Juan lo piensa un rato y luego le dice:

— Le agradezco, señor, pero no. No acepto. Tengo un compromiso conmigo mismo y con mi familia. Nunca antes fui tan feliz, porque nunca antes tuve tanto tiempo para dedicárselo a ellos. Es cierto, que gano menos que antes, económicamente, pues ahora soy taxista y hago cachuelos en una y otra cosa, pero tengo lo necesario y sobre todo, soy mi propio jefe.

— Lo sé, Juan. Uno trabaja en lo que puede, pero ¡usted puede más!

— Sin duda. Pero, no me avergüenzo de ello. Gano mucho más en salud, en paz, en tranquilidad. Tiene sus problemas como cualquier actividad, el caos, el tráfico, el clima, pero compensa. Conozco a mucha gente a diario, la mayoría gente muy buena que no solo me deja su pago por el servicio, me deja también su impronta, su sapiencia. Algunos dejan alegría y otros sus tristezas, pero de todo eso está compuesta la vida.

— Piénselo, Juan. Todo será distinto. Le pagaremos mejor.

— Al final todo se trata de dinero, ¿verdad? Pues están equivocados. ¡No es así! Si acepto este trabajo, les estaría dando la razón, aceptando que el dinero puede comprar todo: angustia, preocupaciones, penas, dignidad, honor, lealtad, y así sucesivamente. No, señor, no quiero volver a ser parte de una entidad que me trató tan mal, que me tuvo  tan poco respeto, que no apreció mi lealtad.

— Pero no fue la empresa, Juan. Fue Andrés.

— Usted parece ser buena persona, ¡no se engañe! ¡Fue la empresa!, ¿A quién representaba Andrés?, A quien representa usted…? ¿Cree usted que la empresa no lo sabía? ¡Claro que si! Quizá no sea tan importante para que me conozcan los directivos, pero ellos dieron poder a Andrés, hicieron las políticas para empoderarlo sin evaluar bien su capacidad. ¿De quién es la culpa? Pues de la empresa.

—Se equivoca Juan, la empresa no es mala.

—No lo es. Los que son malos son algunos hombres y los principios codiciosos que guían a las empresas, poniendo la riqueza antes que las personas, que sus trabajadores, que sus clientes. ¡Eso es lo que está mal!

—Pero no es así, usted está exagerando.

—¡No señor! La falta de valoración hacia los trabajadores, es una realidad dolorosa pero común en el mundo laboral. La primacía de los intereses económicos sobre el bienestar y la lealtad de las personas. Cuando se trata de dinero, la amistad nada vale. Y al final ¿para qué? Usted cree que ¿los dueños por ser ricos, se han asegurado el cielo, son mejores, saben más o son más buenos que los pobres…?

—Nadie tiene asegurado el cielo, y eso, si es que existe…

—Existe señor. No lo dude, y también el infierno para los malvados. Usted cree que los ricos, comiendo cosas caras y sofisticadas, satisfacen su hambre de mejor manera que lo hace cualquier mendigo, no señor. Se sacian igual. Por más plata que tengan, no pueden comer más o dormir mejor que cualquier mendigo, y le aseguro que cualquier pobre duerme mejor que los ricos, que todo el tiempo solo están pensando en ¿¡Como gano más dinero!?, ¿Me estarán robando? y así, cosas por el estilo. Es una triste obsesión. Los compadezco.

—En parte, tiene razón Juan.

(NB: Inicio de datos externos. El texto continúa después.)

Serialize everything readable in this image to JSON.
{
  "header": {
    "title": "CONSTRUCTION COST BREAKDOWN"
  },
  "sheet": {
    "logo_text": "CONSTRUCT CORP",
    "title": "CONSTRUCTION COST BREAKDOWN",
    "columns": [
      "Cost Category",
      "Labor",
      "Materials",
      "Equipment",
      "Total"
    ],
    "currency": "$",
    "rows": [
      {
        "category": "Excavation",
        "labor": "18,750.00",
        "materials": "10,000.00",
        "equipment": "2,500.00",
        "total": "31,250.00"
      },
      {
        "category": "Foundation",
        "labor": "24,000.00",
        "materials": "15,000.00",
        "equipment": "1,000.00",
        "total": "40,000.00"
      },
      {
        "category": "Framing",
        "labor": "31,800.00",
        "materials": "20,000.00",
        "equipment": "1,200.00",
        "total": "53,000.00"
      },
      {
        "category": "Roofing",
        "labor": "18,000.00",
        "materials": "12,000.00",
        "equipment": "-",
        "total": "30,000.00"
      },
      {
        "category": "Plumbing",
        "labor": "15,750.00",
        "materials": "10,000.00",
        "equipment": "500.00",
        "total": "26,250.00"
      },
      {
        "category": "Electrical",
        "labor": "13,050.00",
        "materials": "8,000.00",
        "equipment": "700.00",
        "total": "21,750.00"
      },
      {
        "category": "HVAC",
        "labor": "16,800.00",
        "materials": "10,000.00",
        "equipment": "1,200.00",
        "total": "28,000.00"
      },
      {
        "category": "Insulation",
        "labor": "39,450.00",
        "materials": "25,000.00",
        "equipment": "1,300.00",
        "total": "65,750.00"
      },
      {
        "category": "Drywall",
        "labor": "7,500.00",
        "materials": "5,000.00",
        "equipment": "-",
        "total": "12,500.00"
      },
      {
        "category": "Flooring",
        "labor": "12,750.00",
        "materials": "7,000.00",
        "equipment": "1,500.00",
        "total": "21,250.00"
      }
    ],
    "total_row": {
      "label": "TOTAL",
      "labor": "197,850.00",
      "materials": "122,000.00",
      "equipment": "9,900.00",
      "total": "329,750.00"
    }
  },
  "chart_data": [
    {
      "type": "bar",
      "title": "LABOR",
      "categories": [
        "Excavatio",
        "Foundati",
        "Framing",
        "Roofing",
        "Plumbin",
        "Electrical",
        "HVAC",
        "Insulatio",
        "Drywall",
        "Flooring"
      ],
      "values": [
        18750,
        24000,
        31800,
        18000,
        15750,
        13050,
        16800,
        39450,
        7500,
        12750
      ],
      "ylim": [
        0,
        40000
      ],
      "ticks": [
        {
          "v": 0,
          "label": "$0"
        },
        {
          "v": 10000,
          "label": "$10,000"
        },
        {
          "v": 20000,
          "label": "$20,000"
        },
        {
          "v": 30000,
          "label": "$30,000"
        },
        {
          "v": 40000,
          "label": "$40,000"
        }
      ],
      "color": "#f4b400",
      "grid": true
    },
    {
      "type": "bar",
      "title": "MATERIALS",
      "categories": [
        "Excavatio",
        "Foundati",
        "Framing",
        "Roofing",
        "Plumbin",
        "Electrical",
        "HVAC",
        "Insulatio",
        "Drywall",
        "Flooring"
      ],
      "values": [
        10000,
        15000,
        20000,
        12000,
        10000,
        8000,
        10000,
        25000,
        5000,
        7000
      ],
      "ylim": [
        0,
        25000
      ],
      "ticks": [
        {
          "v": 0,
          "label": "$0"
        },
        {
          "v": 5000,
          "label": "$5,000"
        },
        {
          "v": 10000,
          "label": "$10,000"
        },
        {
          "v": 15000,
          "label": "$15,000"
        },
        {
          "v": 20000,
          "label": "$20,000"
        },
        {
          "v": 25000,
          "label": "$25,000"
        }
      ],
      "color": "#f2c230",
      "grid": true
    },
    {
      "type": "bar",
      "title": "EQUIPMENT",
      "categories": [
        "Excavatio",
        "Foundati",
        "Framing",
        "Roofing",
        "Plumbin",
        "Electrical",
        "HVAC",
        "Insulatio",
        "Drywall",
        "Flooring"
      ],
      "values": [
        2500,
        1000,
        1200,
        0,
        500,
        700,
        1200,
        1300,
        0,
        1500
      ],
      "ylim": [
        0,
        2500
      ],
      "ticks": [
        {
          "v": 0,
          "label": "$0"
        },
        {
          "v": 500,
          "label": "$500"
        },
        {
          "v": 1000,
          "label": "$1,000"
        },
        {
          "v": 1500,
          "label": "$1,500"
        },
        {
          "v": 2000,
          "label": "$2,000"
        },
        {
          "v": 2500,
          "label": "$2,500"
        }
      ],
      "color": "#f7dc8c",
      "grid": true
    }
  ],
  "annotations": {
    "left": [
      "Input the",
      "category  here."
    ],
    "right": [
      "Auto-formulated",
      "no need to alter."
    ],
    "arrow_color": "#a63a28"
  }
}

Pero piénselo. Podrás comprar mejores cosas a su familia…

—Seguro que sí señor, pero ¿a costa de que…? De mi tranquilidad, de traicionar mis principios, mis valores más elementales. Para mi familia vale más mi tiempo, mi dedicación.

—Bueno Juan. No insisto.

—Gracias por escucharme señor. Pero recuerde, que muchas empresas aprovechan la necesitad de las personas para hacerles pisotear sus propios principios, y los tontos de los trabajadores,  a veces, hasta nos enorgullecemos de ello. Nadie está seguro.  ¿Quién sabe?, en cualquier momento, quizás también lo sacan a usted con una patada en el culo, como  han hecho con tantos de nosotros. Espero que no sea así señor, porque personas de criterio amplio y respetuosas como usted que saben escuchar, no hay muchas. No todos me hubieran escuchado con su paciencia, la mayor parte de los gerentes de ahora son pavos presuntuosos que han dejado de aprender. Le deseo éxitos señor, ojalá pueda construir un ambiente laboral saludable y sostenible, donde todos puedan contribuir al éxito de la empresa y sentirse valorados y respetados. Si lo logra, quizá entonces lo consideraría. Por ahora, yo no quiero contribuir de ninguna manera a que este monstruo inconsciente , inmisericorde e irrespetuoso siga creciendo. Le agradezco que me haya llamado, señor, y sobre todo por su tiempo y paciencia. ¡Que le vaya bien!